Todo se había hecho conforme a sus órdenes. Los cairhieninos, abrigados con las capas, se encontraban sentados en las carretas cargadas, con las riendas sujetas alrededor de la muñeca o pilladas bajo la cadera, y otras figuras de estatura baja se movían a lo largo de las hileras de remonta, tranquilizando a los caballos sujetos a ronzales. Los hombres de Dos Ríos que no se hallaban en la colina estaban en cuclillas alrededor de docenas de lumbres pequeñas repartidas entre los árboles, vestidos para cabalgar y sujetando las riendas de sus monturas. Nada de filas ordenadas, no como entre los soldados de los otros campamentos, pero se habían enfrentado a trollocs y a Aiel. Todos llevaban el arco colgado de través a la espalda, y la aljaba en la cadera, a veces equilibrando su peso con una espada, ya fuese larga o corta. Sorprendentemente, Grady estaba junto a una de las lumbres. Los dos Asha’man solían mantenerse apartados de los demás hombres, y viceversa. Nadie hablaba, simplemente se concentraban en mantenerse calientes. Los rostros sombríos revelaron a Perrin que Jondyn no había regresado aún, ni Gaul, ni Elyas ni ningún otro. Todavía quedaba una posibilidad de que la trajeran de vuelta. O, al menos, que descubrieran dónde la tenían retenida. Durante un tiempo pareció que aquéllas serían las dos últimas buenas ideas que iba a tener el resto del día. El Águila Roja de Manetheren y su propia bandera del Lobo Rojo colgaban flojamente bajo la nevada, en dos astiles apoyados contra un carro.

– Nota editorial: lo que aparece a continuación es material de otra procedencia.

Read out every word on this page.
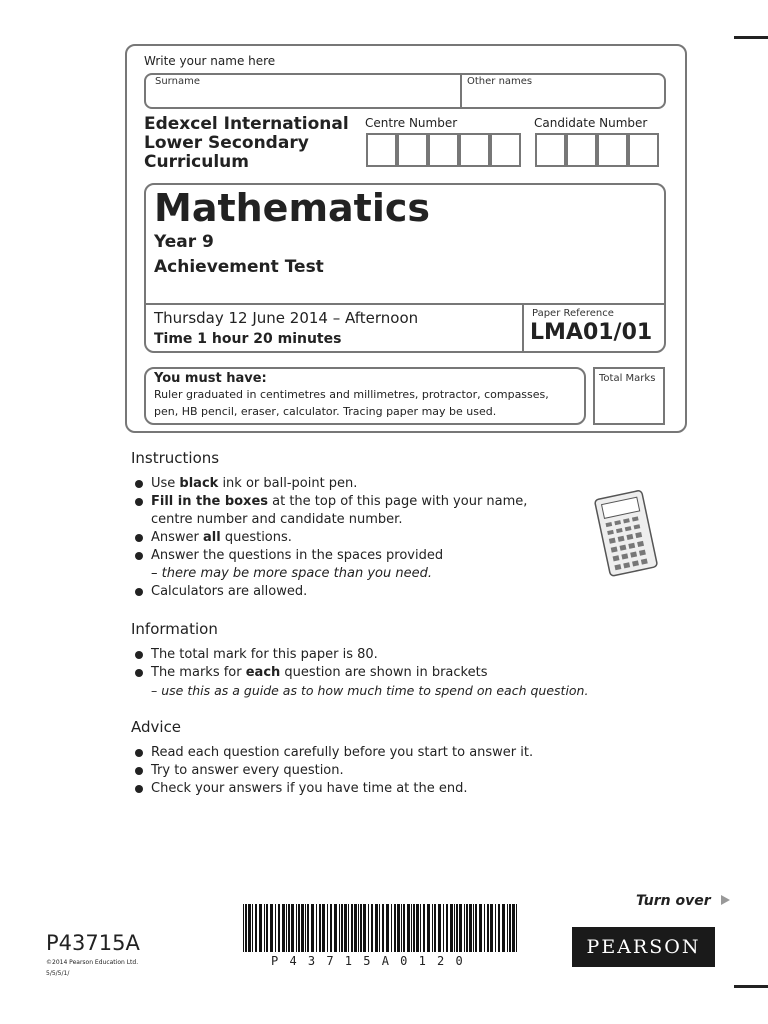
Write your name here
Surname	Other names
Edexcel International
Lower Secondary
Curriculum
Centre Number	Candidate Number
Mathematics
Year 9
Achievement Test
Thursday 12 June 2014 – Afternoon
Time 1 hour 20 minutes
Paper Reference
LMA01/01
You must have:
Ruler graduated in centimetres and millimetres, protractor, compasses,
pen, HB pencil, eraser, calculator. Tracing paper may be used.
Total Marks
Instructions
Use black ink or ball-point pen.
Fill in the boxes at the top of this page with your name,
centre number and candidate number.
Answer all questions.
Answer the questions in the spaces provided
– there may be more space than you need.
Calculators are allowed.
Information
The total mark for this paper is 80.
The marks for each question are shown in brackets
– use this as a guide as to how much time to spend on each question.
Advice
Read each question carefully before you start to answer it.
Try to answer every question.
Check your answers if you have time at the end.
Turn over
P43715A
©2014 Pearson Education Ltd.
5/5/5/1/
P 4 3 7 1 5 A 0 1 2 0
PEARSON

Había planeado utilizar aquellos dos estandartes con Masema del mismo modo que había hecho para bajar al sur, ocultando su intención tras lo obvio. Si un hombre estaba lo bastante loco para intentar reclamar la antigua gloria de Manetheren, nadie le prestaría atención; y por la mera razón de que marchaba con un pequeño ejército, siempre y cuando no remoloneara, la gente se sentía tan complacida de ver alejarse a un loco que no se molestaba en intentar detenerlo. Ya había suficientes problemas en el país para buscarse otros sin necesidad. Que luchasen otros, y sangraran y perdiesen hombres que harían falta cuando llegase el momento de la siembra en primavera. Las fronteras de Manetheren se habían extendido casi hasta donde ahora estaba Murandy, y, con suerte, Perrin podría haberse encontrado en Andor, donde Rand ejercía un fuerte dominio, antes de tener que renunciar al engaño. Ahora eso había cambiado, y sabía el precio. Un precio muy grande. Estaba dispuesto a pagarlo, sólo que no sería él quien lo pagaría. No obstante, lo acosarían las pesadillas por ello.